Another Indian writer I have not yet read is the 2006 Man Booker Prize winner, KIran Desai, but I have bought a copy of "The Inheritance of Loss" and it is in the pile next to my bed. Watch this space!
2 comments:
My apologies in advance for the late contribution to this particular thread, but I only just happened across your blog today (by virtue of Kerryn Goldsworthy's recommendation at 'A Fugitive Phenomenon'). Now, getting to the point:
Indeed, 'The Namesake' was Jhumpa Lahiri's highly anticipated (at least in the U.S., where I was living at the time) follow-up to her Pulitzer Prize-winning 'Interpreter of Maladies'. And as much as you clearly enjoyed her second book, I would wager that you enjoy her previous collection of short stories even more. This is a risky bet, I realise, since there seems to be a predilection among readers to favour the first work they read by a given author, above and beyond the works of that same author they may subsequently be inspired to read. Nonetheless, I suspect you will favour 'Interpreter of Maladies', particularly as I found it revealed many of the (less than immediately obvious) flaws in Lahiri's subsequent work. Specifically, Lahiri is a brilliant writer in the short story form, and the sheer brilliance of her performance in 'Interpreter of Maladies' highlights the stuttering approach of 'The Namesake'. I found the novel to be little more than a series of connected short stories, each of which lacked the focus and perfect control of the story arc and pacing exhibited in Lahiri's earlier work. The victim, perhaps, of a publishing industry that favours the novel over a collection of short stories, as publishing wisdom would have it that the latter doesn't sell (though this wasn't the case with 'Interpreter of Maladies', which sold extraordinarily well).

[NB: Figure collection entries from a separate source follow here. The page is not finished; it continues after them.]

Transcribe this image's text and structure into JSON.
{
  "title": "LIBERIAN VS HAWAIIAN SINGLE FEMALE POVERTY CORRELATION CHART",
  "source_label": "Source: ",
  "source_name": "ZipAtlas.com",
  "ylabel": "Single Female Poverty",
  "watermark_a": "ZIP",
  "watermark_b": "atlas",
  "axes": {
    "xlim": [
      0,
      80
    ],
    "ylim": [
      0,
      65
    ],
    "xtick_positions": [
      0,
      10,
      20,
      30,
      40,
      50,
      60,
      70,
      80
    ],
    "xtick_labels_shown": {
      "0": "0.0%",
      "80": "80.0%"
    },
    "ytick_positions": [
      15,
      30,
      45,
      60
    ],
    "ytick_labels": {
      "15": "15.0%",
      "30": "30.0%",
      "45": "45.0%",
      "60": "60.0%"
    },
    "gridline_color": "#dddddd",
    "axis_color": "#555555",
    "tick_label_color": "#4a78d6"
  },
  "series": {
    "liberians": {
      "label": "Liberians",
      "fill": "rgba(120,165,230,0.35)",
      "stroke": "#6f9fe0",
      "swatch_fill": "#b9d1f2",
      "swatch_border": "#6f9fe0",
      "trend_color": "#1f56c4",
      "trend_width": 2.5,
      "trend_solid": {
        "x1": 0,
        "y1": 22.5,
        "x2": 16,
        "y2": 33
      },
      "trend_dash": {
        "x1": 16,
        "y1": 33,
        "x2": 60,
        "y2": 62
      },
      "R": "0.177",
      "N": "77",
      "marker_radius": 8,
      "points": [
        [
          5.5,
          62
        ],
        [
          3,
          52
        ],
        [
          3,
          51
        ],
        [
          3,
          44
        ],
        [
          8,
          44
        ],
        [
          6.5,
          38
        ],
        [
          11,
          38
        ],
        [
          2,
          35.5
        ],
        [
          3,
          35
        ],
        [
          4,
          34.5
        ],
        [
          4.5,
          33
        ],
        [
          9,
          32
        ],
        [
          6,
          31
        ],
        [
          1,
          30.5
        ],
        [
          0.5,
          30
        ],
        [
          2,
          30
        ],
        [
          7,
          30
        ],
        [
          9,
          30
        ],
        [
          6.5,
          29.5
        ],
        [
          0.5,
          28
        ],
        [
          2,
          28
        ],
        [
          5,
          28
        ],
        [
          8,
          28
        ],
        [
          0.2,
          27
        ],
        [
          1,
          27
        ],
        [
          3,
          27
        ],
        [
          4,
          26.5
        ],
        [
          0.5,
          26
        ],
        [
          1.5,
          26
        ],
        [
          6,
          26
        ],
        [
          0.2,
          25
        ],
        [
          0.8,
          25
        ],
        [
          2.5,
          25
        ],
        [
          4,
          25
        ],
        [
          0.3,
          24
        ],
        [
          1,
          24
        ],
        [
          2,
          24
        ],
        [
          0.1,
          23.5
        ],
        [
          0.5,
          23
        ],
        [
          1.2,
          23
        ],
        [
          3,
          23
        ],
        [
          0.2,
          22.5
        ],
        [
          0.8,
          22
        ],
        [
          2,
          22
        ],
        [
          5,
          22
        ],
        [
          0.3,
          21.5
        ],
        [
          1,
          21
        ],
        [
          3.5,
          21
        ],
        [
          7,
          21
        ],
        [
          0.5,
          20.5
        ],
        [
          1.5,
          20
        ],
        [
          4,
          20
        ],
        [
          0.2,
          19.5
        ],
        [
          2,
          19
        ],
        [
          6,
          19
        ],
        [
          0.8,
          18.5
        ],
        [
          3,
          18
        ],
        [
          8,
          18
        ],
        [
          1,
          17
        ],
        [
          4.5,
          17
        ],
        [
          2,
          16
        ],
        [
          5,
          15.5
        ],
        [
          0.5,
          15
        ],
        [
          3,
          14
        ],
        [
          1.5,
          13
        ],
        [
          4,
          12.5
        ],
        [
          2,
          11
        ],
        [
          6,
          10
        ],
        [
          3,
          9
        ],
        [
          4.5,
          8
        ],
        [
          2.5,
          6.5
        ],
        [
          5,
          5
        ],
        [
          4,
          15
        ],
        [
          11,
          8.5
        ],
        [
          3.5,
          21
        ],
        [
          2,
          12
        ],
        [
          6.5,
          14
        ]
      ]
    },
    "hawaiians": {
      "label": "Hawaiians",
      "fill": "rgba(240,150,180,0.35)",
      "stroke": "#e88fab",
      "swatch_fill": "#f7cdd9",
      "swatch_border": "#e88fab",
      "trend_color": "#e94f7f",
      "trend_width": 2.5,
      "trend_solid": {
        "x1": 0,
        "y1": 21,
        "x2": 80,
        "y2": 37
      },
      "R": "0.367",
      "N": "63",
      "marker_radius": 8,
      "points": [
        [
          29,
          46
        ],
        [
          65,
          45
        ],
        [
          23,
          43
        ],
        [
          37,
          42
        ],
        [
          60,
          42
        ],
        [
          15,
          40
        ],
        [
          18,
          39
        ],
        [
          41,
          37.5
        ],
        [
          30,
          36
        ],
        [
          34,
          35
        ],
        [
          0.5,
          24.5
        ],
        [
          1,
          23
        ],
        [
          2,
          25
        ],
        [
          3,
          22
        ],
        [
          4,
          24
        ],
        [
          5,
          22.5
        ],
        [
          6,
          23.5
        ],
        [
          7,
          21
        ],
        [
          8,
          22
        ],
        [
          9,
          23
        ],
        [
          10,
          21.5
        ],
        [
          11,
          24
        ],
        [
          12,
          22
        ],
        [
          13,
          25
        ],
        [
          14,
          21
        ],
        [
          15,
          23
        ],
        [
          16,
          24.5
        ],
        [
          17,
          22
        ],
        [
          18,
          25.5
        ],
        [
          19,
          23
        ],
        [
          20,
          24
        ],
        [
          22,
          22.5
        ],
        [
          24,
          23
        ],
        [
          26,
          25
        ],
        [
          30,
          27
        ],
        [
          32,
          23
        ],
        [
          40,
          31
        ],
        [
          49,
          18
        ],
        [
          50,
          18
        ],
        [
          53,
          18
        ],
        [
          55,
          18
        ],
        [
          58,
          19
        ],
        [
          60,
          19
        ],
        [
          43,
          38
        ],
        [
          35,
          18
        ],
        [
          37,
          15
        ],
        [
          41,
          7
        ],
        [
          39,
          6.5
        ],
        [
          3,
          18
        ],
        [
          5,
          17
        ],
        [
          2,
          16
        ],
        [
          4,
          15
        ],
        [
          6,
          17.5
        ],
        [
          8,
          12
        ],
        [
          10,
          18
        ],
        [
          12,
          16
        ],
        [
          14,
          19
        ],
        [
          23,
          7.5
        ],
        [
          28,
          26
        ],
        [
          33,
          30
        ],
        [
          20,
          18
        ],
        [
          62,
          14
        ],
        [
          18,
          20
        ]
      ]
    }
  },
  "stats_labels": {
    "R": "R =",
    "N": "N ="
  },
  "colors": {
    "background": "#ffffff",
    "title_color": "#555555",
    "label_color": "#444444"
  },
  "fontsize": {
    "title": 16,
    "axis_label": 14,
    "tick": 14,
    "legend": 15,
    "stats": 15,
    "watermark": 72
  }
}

Lucky for us (or me, at least), when I was fortunate enough to work briefly with Lahiri a few years ago (she was serving as Writer in Residence at the university where I did my first degree), she informed me that she had already begun work on a new collection of short stories. Perhaps she, too, felt that her foray into the novel had not been an entirely successful one. But I would be interested to hear your thoughts on this matter, when you get around to reading 'Interpreter of Maladies'. Perhaps this comment will have even inspired you to turn your attention to it sooner!
Thanks for this per.
I have ordered a copy of
"Interpreter of Maladies" and look forward to reading it following your remarks.I am a keen reader of short stories.
Have you read Owen Marshall at all? He is probably New Zealand's most significant and successful contemporary exponent of the form.